On Tue, Oct 4, 2011 at 3:48 PM, Roan Kattouw roan.kattouw@gmail.com wrote:
There seem to have been a lot of page views concentrated around September 22-26. This could be something as innocent as someone running a broken bot that's supposed to fetch lots of different articles but instead fetches the same URL again and again due to a typo in the code, or it could be as malicious as someone trying to DoS us in a very simplistic way. I'll look at the sampled logs for those days and see what I can find.

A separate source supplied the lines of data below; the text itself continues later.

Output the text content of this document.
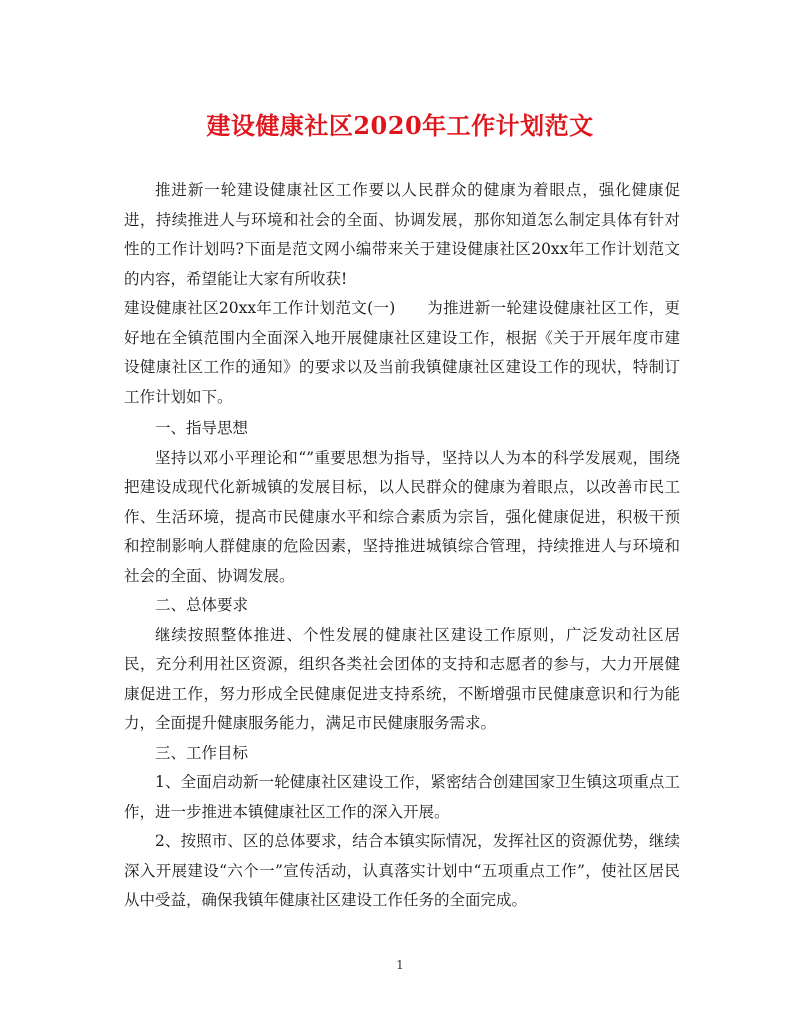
建设健康社区2020年工作计划范文

推进新一轮建设健康社区工作要以人民群众的健康为着眼点，强化健康促进，持续推进人与环境和社会的全面、协调发展，那你知道怎么制定具体有针对性的工作计划吗?下面是范文网小编带来关于建设健康社区20xx年工作计划范文的内容，希望能让大家有所收获!

建设健康社区20xx年工作计划范文(一)　　为推进新一轮建设健康社区工作，更好地在全镇范围内全面深入地开展健康社区建设工作，根据《关于开展年度市建设健康社区工作的通知》的要求以及当前我镇健康社区建设工作的现状，特制订工作计划如下。

一、指导思想

坚持以邓小平理论和“”重要思想为指导，坚持以人为本的科学发展观，围绕把建设成现代化新城镇的发展目标，以人民群众的健康为着眼点，以改善市民工作、生活环境，提高市民健康水平和综合素质为宗旨，强化健康促进，积极干预和控制影响人群健康的危险因素，坚持推进城镇综合管理，持续推进人与环境和社会的全面、协调发展。

二、总体要求

继续按照整体推进、个性发展的健康社区建设工作原则，广泛发动社区居民，充分利用社区资源，组织各类社会团体的支持和志愿者的参与，大力开展健康促进工作，努力形成全民健康促进支持系统，不断增强市民健康意识和行为能力，全面提升健康服务能力，满足市民健康服务需求。

三、工作目标

1、全面启动新一轮健康社区建设工作，紧密结合创建国家卫生镇这项重点工作，进一步推进本镇健康社区工作的深入开展。

2、按照市、区的总体要求，结合本镇实际情况，发挥社区的资源优势，继续深入开展建设“六个一”宣传活动，认真落实计划中“五项重点工作”，使社区居民从中受益，确保我镇年健康社区建设工作任务的全面完成。

1
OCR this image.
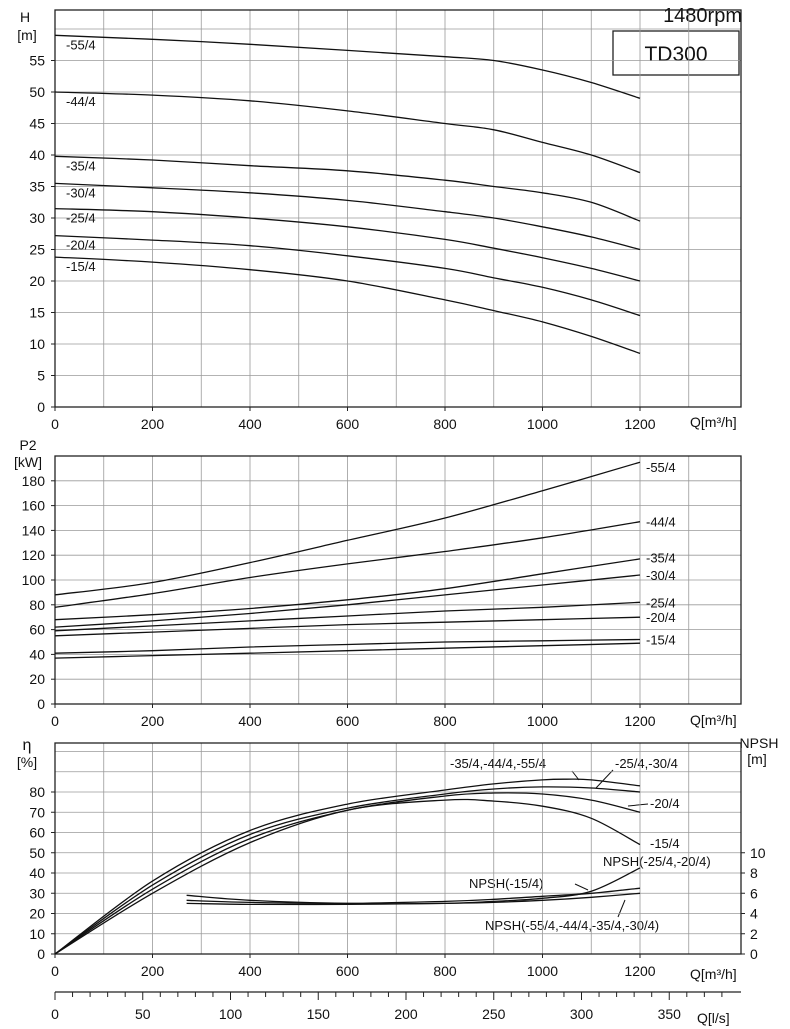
1480rpm
TD300
H
[m]
Q[m³/h]
P2
[kW]
Q[m³/h]
η
[%]
NPSH
[m]
Q[m³/h]
Q[l/s]
-35/4,-44/4,-55/4	-25/4,-30/4
-20/4
-15/4
NPSH(-15/4)
NPSH(-25/4,-20/4)
NPSH(-55/4,-44/4,-35/4,-30/4)
0	200	400	600	800	1000	1200
0
5
10
15
20
25
30
35
40
45
50
55
0	200	400	600	800	1000	1200
0
20
40
60
80
100
120
140
160
180
0	200	400	600	800	1000	1200
0
10
20
30
40
50
60
70
80
-55/4
-44/4
-35/4
-30/4
-25/4
-20/4
-15/4
-55/4
-44/4
-35/4
-30/4
-25/4
-20/4
-15/4
0
2
4
6
8
10
0	50	100	150	200	250	300	350
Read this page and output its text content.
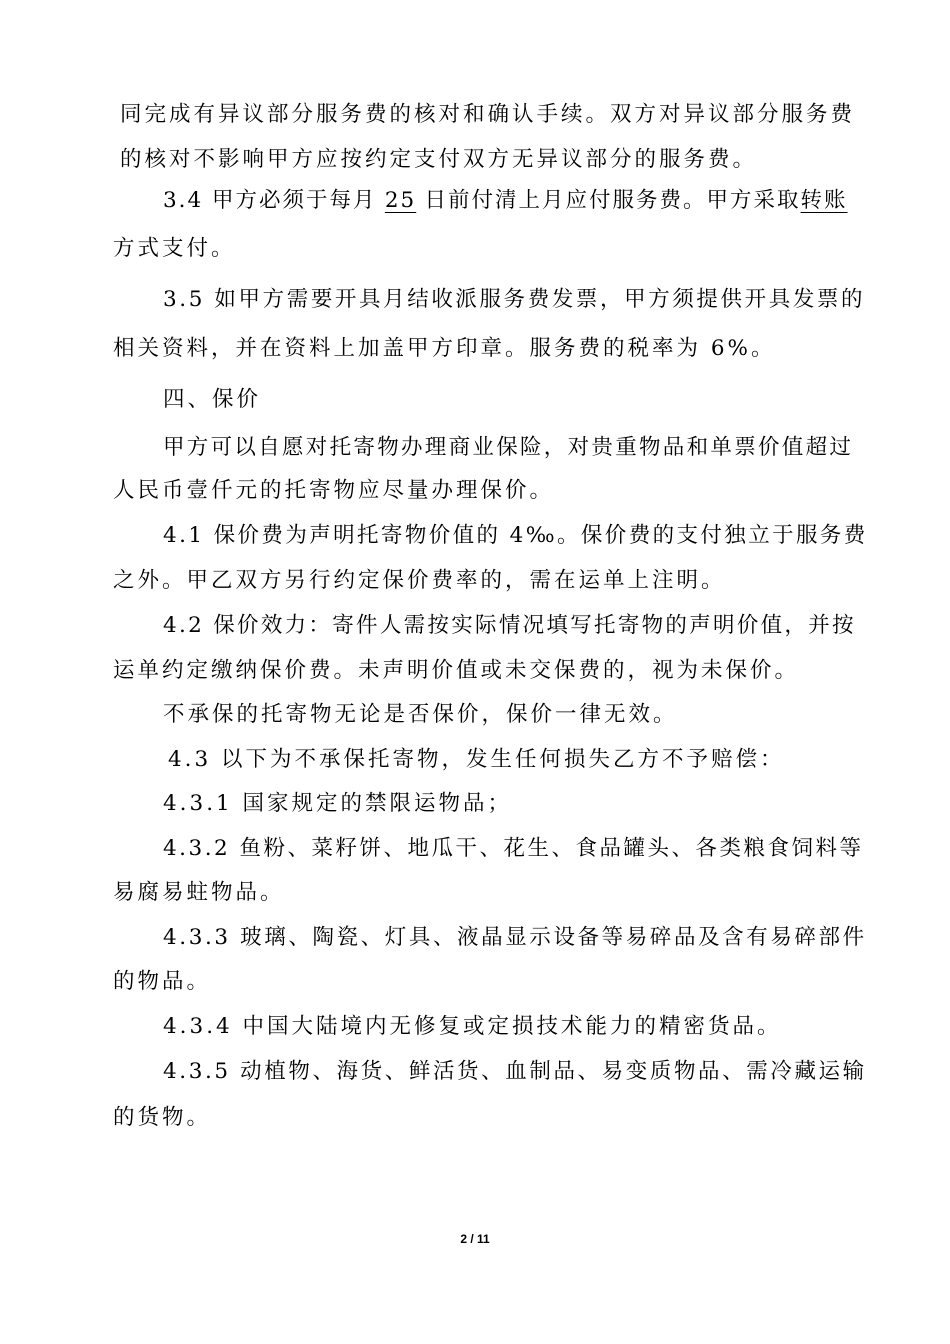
同完成有异议部分服务费的核对和确认手续。双方对异议部分服务费
的核对不影响甲方应按约定支付双方无异议部分的服务费。
3.4 甲方必须于每月 25 日前付清上月应付服务费。甲方采取转账
方式支付。
3.5 如甲方需要开具月结收派服务费发票，甲方须提供开具发票的
相关资料，并在资料上加盖甲方印章。服务费的税率为 6%。
四、保价
甲方可以自愿对托寄物办理商业保险，对贵重物品和单票价值超过
人民币壹仟元的托寄物应尽量办理保价。
4.1 保价费为声明托寄物价值的 4‰。保价费的支付独立于服务费
之外。甲乙双方另行约定保价费率的，需在运单上注明。
4.2 保价效力：寄件人需按实际情况填写托寄物的声明价值，并按
运单约定缴纳保价费。未声明价值或未交保费的，视为未保价。
不承保的托寄物无论是否保价，保价一律无效。
4.3 以下为不承保托寄物，发生任何损失乙方不予赔偿：
4.3.1 国家规定的禁限运物品；
4.3.2 鱼粉、菜籽饼、地瓜干、花生、食品罐头、各类粮食饲料等
易腐易蛀物品。
4.3.3 玻璃、陶瓷、灯具、液晶显示设备等易碎品及含有易碎部件
的物品。
4.3.4 中国大陆境内无修复或定损技术能力的精密货品。
4.3.5 动植物、海货、鲜活货、血制品、易变质物品、需冷藏运输
的货物。
2 / 11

I've grepped the sampled (1:1000) Squid logs for September 23rd, 24th and 25th, and I do indeed see that a vast, vast majority of requests for that article come from a single IP. In fact, I got output like this (IP addresses redacted for privacy reasons):
$ zgrep Mathematical_descriptions_of_opacity sampled-1000.log-20110924.gz | cut -d ' ' -f 5 | sort | uniq -c | sort -rn | head 1548 AA.BB.CC.DD 1 EE.FF.GG.HH 1 JJ.KK.LL.MM
which means that in the sampled log (we don't keep full access logs, only a 1:1000 sample) for September 24th, of the 1550 logged requests, 1548 came from our guy and 2 came from different, random people. This doesn't mean there were only 1550 visits to that page that day; due to the sampling, the real number is roughly near 1550*1000 = 1.55 million, which matches the 1.6M reported by stats.grok.se well enough.

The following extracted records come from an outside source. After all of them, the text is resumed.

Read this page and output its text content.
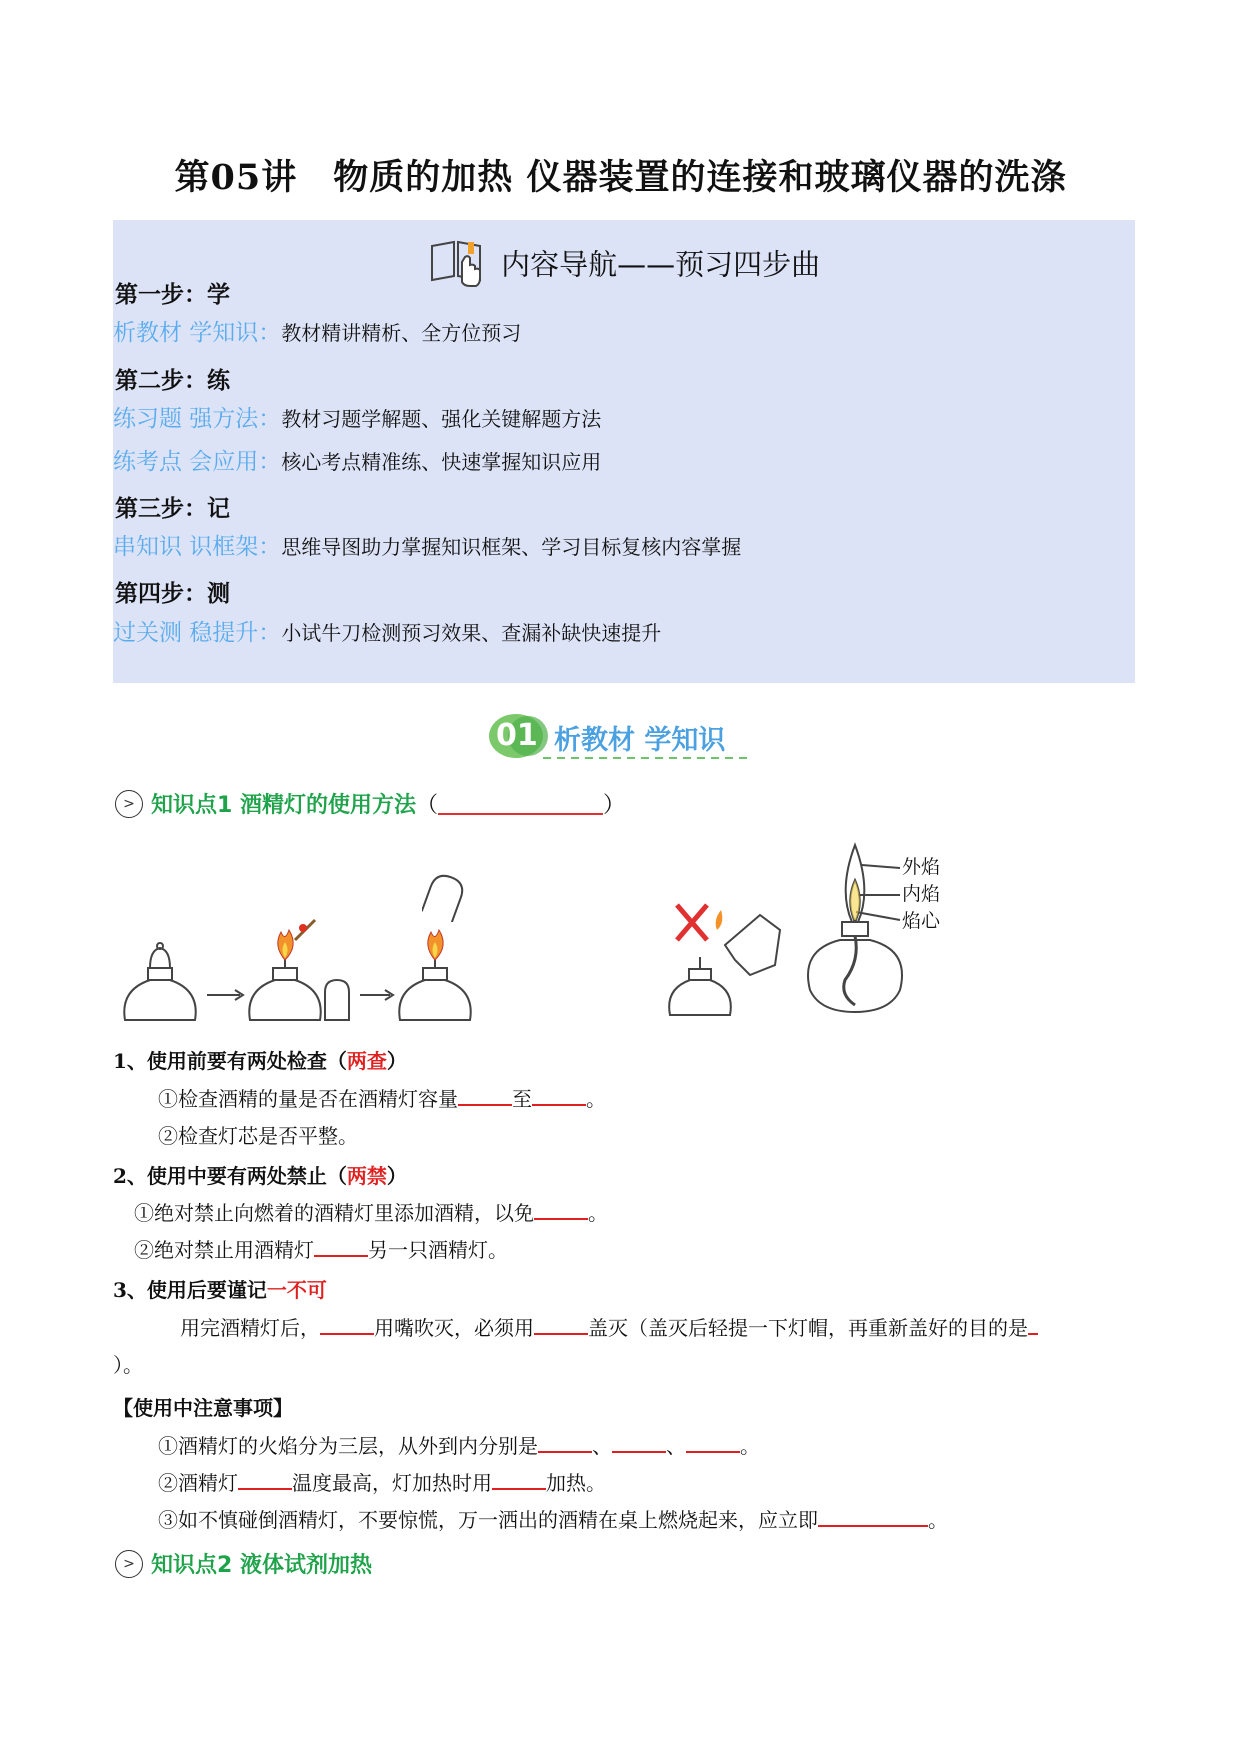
第05讲　物质的加热 仪器装置的连接和玻璃仪器的洗涤
内容导航——预习四步曲
第一步：学
析教材 学知识：教材精讲精析、全方位预习
第二步：练
练习题 强方法：教材习题学解题、强化关键解题方法
练考点 会应用：核心考点精准练、快速掌握知识应用
第三步：记
串知识 识框架：思维导图助力掌握知识框架、学习目标复核内容掌握
第四步：测
过关测 稳提升：小试牛刀检测预习效果、查漏补缺快速提升
01 析教材 学知识
> 知识点1 酒精灯的使用方法（	）
外焰
内焰
焰心
1、使用前要有两处检查（两查）
①检查酒精的量是否在酒精灯容量	至	。
②检查灯芯是否平整。
2、使用中要有两处禁止（两禁）
①绝对禁止向燃着的酒精灯里添加酒精，以免	。
②绝对禁止用酒精灯	另一只酒精灯。
3、使用后要谨记一不可
用完酒精灯后，	用嘴吹灭，必须用	盖灭（盖灭后轻提一下灯帽，再重新盖好的目的是
）。
【使用中注意事项】
①酒精灯的火焰分为三层，从外到内分别是	、	、	。
②酒精灯	温度最高，灯加热时用	加热。
③如不慎碰倒酒精灯，不要惊慌，万一洒出的酒精在桌上燃烧起来，应立即	。
> 知识点2 液体试剂加热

Also, these requests all list http://en.wikipedia.org/wiki/Snell%27s_law as their referer: $ zgrep Mathematical_descriptions_of_opacity sampled-1000.log-20110924.gz | grep Snell | wc -l 1548 but the Snell's law article doesn't show any strange access patterns on stats.grok.se .

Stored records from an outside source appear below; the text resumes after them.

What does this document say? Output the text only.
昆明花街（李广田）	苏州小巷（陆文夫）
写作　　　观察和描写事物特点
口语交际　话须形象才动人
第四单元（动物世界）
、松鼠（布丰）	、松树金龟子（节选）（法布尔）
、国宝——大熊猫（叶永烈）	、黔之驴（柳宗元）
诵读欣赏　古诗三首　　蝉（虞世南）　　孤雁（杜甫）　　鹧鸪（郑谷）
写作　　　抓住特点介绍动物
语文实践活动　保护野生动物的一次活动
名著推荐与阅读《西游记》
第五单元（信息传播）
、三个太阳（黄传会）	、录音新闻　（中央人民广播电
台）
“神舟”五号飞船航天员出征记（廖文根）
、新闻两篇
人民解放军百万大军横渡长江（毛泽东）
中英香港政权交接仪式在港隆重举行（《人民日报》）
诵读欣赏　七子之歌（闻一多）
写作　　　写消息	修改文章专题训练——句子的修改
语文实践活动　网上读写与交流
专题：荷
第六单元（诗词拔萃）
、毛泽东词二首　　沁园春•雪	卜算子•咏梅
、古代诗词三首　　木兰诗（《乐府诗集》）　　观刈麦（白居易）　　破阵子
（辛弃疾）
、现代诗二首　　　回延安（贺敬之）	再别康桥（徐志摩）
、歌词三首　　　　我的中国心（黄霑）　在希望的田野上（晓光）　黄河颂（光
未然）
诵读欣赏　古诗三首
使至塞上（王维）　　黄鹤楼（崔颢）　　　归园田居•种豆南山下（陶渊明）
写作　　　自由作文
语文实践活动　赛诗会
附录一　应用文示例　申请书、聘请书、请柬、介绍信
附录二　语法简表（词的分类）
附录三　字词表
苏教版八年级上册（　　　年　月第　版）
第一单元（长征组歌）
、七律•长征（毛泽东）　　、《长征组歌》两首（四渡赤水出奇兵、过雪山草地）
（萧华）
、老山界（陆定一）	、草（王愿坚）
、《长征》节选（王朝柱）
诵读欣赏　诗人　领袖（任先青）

So I guess this was just one IP hitting the same article ~1.5 million times per day for 3-4 days, for whatever reason. That doesn't really hurt our servers much (unless the article is also edited heavily in the meantime and contains complex templates that take a long time to parse, see Jackson, Michael) but obviously it does skew the traffic stats.
Roan